Na passada semana, a Comissão Europeia (CE) divulgou uma comunicação com um título cabalístico: “Uma agenda europeia para a economia colaborativa”. O connaisseur dos mistérios da União Europeia (UE) constatará que não estamos perante uma iniciativa legislativa, uma proposta de regulamento ou mesmo de diretiva, nem sequer uma promessa de iniciativa legislativa (um livro verde, um livro branco ou uma mera consulta aos interessados).
O que seja a economia colaborativa é algo que a CE não explica, limitando-se a colecionar realidades que têm em comum o recurso às novas tecnologias e a novidade na forma de desenvolver uma atividade económica. Todos conhecemos fenómenos de benemerência organizada em torno da economia social nos quais podemos altruisticamente participar doando horas de trabalho associadas às nossas competências, horas que beneficiarão aqueles que em condições normais não disporiam dos meios económicos para delas beneficiarem. Ou, numa fórmula que procura evitar o recurso à moeda e à diferenciação do trabalho, posso trocar uma hora da minha competência como docente por uma hora da competência de um canalizador.
A par dos fenómenos da economia social surgem fenómenos de atividade económica organizada, com um propósito de lucro e que, mesmo tendo nascido à sombra da colaboração desinteressada entre privados, movimentam, com recurso a plataformas comerciais na internet, fluxos financeiros muito significativos. A informalidade e o comércio eletrónico vão de par com a possibilidade de a economia colaborativa se furtar ao cumprimento das obrigações fixadas pelos Estados (e pela UE) em áreas tão importantes como os direitos dos trabalhadores, dos consumidores, as contribuições para a Segurança Social, a fiscalidade e a proteção de dados. Estão aqui presentes os problemas conhecidos no comércio eletrónico, associados ao relacionamento direto entre consumidores e fornecedores de bens e serviços que se caracterizam (ou querem manter essa aparência) como não profissionais. Não seriam comerciantes, seriam meros particulares que, mediante remuneração, prestariam serviços a outros particulares.
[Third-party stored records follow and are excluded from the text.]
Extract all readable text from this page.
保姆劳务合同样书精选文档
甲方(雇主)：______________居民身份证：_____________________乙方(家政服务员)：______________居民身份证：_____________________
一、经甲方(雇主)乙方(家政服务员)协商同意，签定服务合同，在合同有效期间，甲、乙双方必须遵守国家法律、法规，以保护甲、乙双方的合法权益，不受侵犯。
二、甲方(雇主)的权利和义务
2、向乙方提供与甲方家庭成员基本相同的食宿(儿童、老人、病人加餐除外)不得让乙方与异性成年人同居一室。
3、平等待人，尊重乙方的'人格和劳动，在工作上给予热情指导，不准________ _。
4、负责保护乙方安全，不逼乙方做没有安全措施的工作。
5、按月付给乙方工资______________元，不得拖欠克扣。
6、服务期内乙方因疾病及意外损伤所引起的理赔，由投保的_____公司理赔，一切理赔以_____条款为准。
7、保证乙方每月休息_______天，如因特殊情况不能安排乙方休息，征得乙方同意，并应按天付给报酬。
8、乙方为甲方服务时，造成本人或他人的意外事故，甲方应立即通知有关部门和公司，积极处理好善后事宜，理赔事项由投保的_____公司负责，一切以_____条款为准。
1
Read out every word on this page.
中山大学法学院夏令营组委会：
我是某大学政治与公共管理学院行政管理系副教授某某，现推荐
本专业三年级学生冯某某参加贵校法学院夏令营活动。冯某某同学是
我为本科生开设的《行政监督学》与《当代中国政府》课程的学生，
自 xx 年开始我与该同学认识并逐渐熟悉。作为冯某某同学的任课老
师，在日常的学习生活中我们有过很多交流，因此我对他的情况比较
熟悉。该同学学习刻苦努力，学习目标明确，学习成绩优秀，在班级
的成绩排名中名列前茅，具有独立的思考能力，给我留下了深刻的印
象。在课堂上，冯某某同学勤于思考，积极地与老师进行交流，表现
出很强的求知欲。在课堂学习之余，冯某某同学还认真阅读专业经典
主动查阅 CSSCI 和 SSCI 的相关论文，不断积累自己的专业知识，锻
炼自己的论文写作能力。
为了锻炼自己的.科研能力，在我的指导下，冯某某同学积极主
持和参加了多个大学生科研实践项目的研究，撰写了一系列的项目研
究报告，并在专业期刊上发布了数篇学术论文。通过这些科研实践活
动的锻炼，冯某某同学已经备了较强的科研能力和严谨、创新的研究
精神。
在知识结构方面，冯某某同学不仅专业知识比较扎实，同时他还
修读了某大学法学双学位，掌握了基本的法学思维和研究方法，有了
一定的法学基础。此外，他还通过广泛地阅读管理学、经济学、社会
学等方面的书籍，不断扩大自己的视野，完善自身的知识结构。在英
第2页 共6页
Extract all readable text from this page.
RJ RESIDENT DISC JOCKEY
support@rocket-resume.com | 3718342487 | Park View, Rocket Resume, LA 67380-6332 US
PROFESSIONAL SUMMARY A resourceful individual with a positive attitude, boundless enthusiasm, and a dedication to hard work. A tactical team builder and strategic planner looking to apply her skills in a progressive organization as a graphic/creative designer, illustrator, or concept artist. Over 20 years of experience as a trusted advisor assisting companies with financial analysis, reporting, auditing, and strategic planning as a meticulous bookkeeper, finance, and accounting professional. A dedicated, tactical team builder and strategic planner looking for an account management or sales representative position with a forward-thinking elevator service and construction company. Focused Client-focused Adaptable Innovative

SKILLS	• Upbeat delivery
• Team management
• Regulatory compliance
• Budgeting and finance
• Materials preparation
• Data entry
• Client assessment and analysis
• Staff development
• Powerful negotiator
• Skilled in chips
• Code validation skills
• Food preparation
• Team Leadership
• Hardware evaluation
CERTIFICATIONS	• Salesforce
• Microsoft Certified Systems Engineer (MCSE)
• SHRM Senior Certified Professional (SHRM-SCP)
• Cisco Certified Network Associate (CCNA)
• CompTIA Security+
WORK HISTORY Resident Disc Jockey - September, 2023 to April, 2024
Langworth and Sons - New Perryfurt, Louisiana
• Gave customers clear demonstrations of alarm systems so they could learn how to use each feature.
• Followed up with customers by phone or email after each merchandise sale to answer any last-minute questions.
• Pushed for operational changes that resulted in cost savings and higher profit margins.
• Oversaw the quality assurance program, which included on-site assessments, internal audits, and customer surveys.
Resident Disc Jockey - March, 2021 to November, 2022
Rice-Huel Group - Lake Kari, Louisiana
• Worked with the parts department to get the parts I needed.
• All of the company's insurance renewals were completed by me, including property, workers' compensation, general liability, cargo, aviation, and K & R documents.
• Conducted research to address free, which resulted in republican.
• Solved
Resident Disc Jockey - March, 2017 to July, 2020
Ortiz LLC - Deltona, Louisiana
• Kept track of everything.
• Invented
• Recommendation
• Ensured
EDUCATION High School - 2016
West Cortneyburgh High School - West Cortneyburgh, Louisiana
E sempre existirão burlões que, abusando do bom coração alheio, promovem falsos peditórios e recolhas de fundos. Imagine o leitor o que não poderia acontecer com um crowdfunding alojado numa plataforma eletrónica na “deep internet”. Felizmente, a Comissão de Mercado dos Valores Mobiliários vela por nós e regulou recente e miudamente o tema.
Mas o que se propõe fazer a CE em matéria de economia colaborativa? Na comunicação, recorda as liberdades previstas nos tratados e a necessidade de defender o mercado interno, o que, por junto e neste particular, se reconduz à defesa da liberdade de empresa. No outro prato da balança coloca o respeito que merecem os direitos dos trabalhadores e dos consumidores e o cumprimento das obrigações fiscais. Poderia também ter recomendado a prática de desporto e uma alimentação saudável, mas o texto da comunicação corria o risco de ficar longo.
Confrontada com as consequências, muitas vezes abusivas, das práticas económicas associando o comércio eletrónico e as redes sociais, a CE “comunicou” umas generalidades e sentiu-se desobrigada de intervir numa matéria em que a realidade económica e regulatória dos 28 Estados da UE é díspar, não contribuindo as assimetrias regulatórias para o bom funcionamento do mercado interno. Como diria Juncker em causa própria: “Parce que c’est la Commission.”